Johnson se aproximó al cuadrado iluminado. Un hueco de unos setenta centímetros de diámetro sabía en un ángulo de cuarenta y cinco grados hacía la calle. Johnson se introdujo en él y se encaramó por el cemento sucio y resbaladizo, valiéndose de sus codos y rodillas para afirmarse mejor. A unos tres metros de la entrada, el hueco terminaba en una reja antigua y corroída. Manteniéndose en el hueco con los pies, Johnson limpió un poco el enrejado y miró a través de él.
¡La suerte les sonreía! El enrejado daba sobre el bordillo de un callejón que corría detrás de un edificio semiderruido y aparentemente abandonado.
—¡Apúrate! —dijo Rhee desde abajo—. ¡Se están acercando!
Johnson retrocedió un poco, desenfundó su pistola láser y rápidamente quemó los tornillos que sujetaban la reja. Luego la empujó hacía afuera con el dorso de la mano, y al hacerlo se quemó los nudillos.
Sin demora salió por la abertura y una vez en la cuneta se puso de pie. Una tenue luz solar se filtraba entre las múltiples calzadas, rampas y calles que se extendían hacía arriba. Un momento después Duntov, parpadeando, salió del pozo.
Luego la cabeza de Rhee asomó por el orificio: una cabeza pálida, de un blanco fantasmal, con rasgos orientales y ojos colorados de rata. Rhee parpadeó en la tenue luz y cerró sus párpados casi traslúcidos.

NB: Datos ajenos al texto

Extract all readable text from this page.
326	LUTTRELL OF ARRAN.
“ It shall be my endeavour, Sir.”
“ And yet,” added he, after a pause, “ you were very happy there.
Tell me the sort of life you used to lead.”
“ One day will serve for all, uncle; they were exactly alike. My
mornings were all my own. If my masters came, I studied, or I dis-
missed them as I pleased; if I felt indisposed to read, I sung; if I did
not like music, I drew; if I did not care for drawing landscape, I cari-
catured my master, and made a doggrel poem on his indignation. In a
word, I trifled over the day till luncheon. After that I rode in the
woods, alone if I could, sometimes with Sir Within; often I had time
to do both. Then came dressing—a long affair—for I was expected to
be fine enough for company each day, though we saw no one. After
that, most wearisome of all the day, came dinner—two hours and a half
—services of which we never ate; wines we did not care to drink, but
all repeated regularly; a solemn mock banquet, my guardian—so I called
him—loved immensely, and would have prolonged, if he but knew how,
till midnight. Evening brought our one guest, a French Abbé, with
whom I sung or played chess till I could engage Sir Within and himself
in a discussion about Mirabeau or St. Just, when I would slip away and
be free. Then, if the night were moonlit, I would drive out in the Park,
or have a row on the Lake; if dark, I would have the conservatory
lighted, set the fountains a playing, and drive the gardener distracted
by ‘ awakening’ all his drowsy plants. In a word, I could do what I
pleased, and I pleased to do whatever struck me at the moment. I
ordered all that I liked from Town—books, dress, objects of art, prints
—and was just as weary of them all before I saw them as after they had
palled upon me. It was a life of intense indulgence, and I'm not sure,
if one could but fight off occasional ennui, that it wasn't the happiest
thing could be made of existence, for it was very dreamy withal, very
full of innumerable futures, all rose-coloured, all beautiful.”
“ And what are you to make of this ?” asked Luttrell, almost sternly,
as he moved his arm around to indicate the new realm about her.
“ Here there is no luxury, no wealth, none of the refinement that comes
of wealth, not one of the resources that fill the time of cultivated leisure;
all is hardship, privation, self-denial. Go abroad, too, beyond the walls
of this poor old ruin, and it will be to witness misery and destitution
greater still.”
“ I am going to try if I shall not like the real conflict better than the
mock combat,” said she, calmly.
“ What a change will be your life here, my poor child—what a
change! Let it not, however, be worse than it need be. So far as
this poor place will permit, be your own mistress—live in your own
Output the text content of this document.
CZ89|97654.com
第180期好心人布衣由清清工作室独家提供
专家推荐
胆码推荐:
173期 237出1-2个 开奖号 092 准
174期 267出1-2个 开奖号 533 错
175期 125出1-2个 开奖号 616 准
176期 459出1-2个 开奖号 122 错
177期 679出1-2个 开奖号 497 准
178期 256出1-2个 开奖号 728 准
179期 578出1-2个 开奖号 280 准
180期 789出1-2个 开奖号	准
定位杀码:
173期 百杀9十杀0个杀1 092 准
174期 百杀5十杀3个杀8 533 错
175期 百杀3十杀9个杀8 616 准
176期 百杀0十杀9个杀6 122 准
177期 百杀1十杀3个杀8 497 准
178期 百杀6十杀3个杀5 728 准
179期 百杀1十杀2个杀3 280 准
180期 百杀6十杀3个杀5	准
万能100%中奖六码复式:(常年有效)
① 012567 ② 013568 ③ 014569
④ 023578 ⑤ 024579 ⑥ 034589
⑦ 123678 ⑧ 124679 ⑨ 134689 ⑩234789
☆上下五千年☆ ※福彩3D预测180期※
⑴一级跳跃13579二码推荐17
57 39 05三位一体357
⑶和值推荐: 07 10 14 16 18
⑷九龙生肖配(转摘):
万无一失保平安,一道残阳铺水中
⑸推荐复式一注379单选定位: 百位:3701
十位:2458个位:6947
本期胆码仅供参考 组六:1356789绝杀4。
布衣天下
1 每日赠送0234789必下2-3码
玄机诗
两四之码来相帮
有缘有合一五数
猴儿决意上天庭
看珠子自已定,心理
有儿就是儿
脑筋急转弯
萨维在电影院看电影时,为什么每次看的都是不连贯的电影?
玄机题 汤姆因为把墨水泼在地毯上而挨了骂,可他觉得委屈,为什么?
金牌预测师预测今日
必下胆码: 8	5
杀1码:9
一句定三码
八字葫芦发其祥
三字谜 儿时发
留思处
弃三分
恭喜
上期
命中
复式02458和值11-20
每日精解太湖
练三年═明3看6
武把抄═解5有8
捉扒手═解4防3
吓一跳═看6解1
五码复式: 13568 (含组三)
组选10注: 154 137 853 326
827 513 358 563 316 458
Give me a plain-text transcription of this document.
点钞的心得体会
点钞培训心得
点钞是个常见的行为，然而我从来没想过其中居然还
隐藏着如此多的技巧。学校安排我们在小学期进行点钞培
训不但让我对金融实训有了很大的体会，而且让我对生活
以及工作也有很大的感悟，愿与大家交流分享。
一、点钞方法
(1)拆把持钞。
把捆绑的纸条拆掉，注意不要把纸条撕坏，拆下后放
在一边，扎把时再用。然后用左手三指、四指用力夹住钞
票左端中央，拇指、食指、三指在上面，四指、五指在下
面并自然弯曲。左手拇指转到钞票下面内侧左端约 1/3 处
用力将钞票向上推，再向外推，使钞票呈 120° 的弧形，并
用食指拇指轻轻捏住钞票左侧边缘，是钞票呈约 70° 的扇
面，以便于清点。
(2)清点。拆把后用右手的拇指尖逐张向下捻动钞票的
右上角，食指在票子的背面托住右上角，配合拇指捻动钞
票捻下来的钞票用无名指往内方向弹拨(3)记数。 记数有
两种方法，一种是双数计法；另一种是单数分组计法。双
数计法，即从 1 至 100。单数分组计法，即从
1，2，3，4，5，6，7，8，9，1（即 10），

—¡No puedo ver nada aquí arriba! —gimió el albino—. ¡Demasiada luz! ¡Demasiada luz!
Levantó sus brazos delgados para apoyarse en el borde, los ojos cerrados con fuerza.
—¡Vamos, vamos! —le dijo Johnson.
—No… no puedo —dijo Rhee—. Sigan ustedes. Me quedaré en el pozo hasta que pasen. —Rió con amargura—. Estuve tanto tiempo allí abajo que no puedo aguantar la luz. Pero no se preocupen por mí. Nunca me van a agarrar en mis túneles. Los veré debajo del Museo, como quedamos.
—¿Estás seguro…?
—Descuiden —dijo Rhee—. Estaré allí.
Johnson se encogió de hombros e hizo una señal con la cabeza a Duntov. Se limpiaron un poco y salieron del callejón hacía una calle semidesierta adyacente.
Johnson echó una mirada hacía atrás mientras Duntov sin mirarlo, se alejaba calle arriba hacia un pequeño grupo de Protegidos.
Rhee estaba prendido del borde del pozo. Solamente se veían sus brazos pálidos y huesudos y su cabeza blanca, con los ojos cerrados con fuerza. Una criatura de las tinieblas fulminada por la luz.